Une chose était sûre : je ne voulais pas m’emmerder à vérifier les dates clés de sa carrière alors que j’ai lu la plupart des bouquins lui étant consacrés. Donc, voilà : il n’y aura pas un mais plusieurs articles sur Gainsbourg en fonction de l’accueil qui sera réservé à celui-ci. Selon la chanson que j’aurai choisi, je brosserai le portrait du Gainsbourg de l’époque et du contexte en France. Comme une pièce de puzzle ou d’une biographie que l’on lirait dans le désordre.

Enfin, Gainsbourg à t’il sa place sur un site consacré à la BD ? Oui ! Car Serge était un personnage de roman russe tout comme un héros de BD et dont la vie à souvent été adaptée en bulles, le réalisateur de sa biographie à l’écran n’étant pas moins que Joann Sfarr.

Tout à été conçu pour que vous puissiez apprécier cet article sans connaître voire même apprécier Serge Gainsbourg. Mais ça me ferait rudement plaisir de savoir que cet article puisse contribuer à convertir certains d’entre vous à la poésie magnifique de cet écorché vif.

Pour ce premier volet, j’ai choisi la difficulté puisque nous parlerons davantage de Gainsbarre que de Gainsbourg et de sa chanson qui scandalisa la France de 1984 : Lemon Incest interprétée en duo avec sa fille Charlotte alors âgée de 13 ans.

Charlie par Edie ©Edwige Dupont

Un dernier mot avant de commencer.
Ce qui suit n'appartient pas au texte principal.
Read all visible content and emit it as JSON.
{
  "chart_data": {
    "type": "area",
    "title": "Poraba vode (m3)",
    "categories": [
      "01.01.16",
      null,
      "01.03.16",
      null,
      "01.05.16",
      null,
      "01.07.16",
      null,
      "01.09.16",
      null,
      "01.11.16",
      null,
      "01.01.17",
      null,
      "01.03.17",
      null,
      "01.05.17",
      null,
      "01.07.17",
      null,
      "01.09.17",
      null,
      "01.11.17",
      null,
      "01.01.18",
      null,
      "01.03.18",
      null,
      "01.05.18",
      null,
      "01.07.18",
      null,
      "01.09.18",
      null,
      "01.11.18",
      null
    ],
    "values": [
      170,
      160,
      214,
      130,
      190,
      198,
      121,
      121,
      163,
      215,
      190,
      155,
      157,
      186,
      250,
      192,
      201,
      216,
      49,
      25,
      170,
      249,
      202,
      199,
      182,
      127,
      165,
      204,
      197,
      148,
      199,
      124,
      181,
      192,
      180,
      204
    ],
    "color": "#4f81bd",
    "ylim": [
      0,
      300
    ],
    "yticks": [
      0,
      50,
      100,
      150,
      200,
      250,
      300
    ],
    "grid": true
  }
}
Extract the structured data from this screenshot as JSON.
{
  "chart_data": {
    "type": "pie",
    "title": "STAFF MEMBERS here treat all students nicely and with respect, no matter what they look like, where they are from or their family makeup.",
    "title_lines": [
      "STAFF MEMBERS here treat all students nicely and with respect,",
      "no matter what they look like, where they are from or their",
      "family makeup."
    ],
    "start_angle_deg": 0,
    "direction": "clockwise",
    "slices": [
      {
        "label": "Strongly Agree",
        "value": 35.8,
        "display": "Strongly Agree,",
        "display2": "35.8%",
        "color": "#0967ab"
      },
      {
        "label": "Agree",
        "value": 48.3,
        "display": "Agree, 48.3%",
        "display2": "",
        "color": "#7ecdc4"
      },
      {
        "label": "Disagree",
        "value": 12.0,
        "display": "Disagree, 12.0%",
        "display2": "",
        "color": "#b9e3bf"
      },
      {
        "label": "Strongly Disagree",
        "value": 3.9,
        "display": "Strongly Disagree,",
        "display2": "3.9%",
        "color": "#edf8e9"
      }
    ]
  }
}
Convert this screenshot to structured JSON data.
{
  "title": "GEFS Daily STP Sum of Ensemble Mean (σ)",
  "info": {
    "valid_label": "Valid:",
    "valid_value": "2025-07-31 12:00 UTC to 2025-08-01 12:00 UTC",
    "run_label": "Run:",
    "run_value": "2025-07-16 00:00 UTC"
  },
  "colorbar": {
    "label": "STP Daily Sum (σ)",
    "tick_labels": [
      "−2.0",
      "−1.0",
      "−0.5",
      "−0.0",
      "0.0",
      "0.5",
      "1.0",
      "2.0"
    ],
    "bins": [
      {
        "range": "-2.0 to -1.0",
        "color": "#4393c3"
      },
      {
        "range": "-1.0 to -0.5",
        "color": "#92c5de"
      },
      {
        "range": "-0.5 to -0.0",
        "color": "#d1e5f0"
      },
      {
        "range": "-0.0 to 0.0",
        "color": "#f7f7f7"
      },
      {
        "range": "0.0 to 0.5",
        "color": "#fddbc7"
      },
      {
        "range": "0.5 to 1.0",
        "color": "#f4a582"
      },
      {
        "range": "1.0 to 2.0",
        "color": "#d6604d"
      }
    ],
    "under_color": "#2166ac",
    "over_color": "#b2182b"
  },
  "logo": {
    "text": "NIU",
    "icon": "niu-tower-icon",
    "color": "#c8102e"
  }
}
Cet article a été illustrée par Edwige Dupont que j’ai rencontré sur Facebook il y a deux mois de celà. Je trouve ses dessins sensuels mais pas sans suite. On tape un peu la discute et dix minutes, sur un coup de tête, je sais qu’elle fait partie de « la famille » : rock, poésie et métal. Et Edwige accepte d’illustrer TOUS les articles à venir sur Gainsbourg et ne dort plus pendant une semaine à force de trimer sur mes caprices! Elle est aussi talentueuse qu’adorable et par conséquent, a toute sa place dans cet article.

Exquise exquisse

Lorsque Lemon Incest sort, Gainsbourg est à la fois au crépuscule et au début de sa carrière. Il ne lui reste que 7 ans à vivre avant que lui, l’homme le plus aimé de la France d’alors, meurt seul à son domicile d’un arrêt du coeur déclenchant une incroyable émotion nationale.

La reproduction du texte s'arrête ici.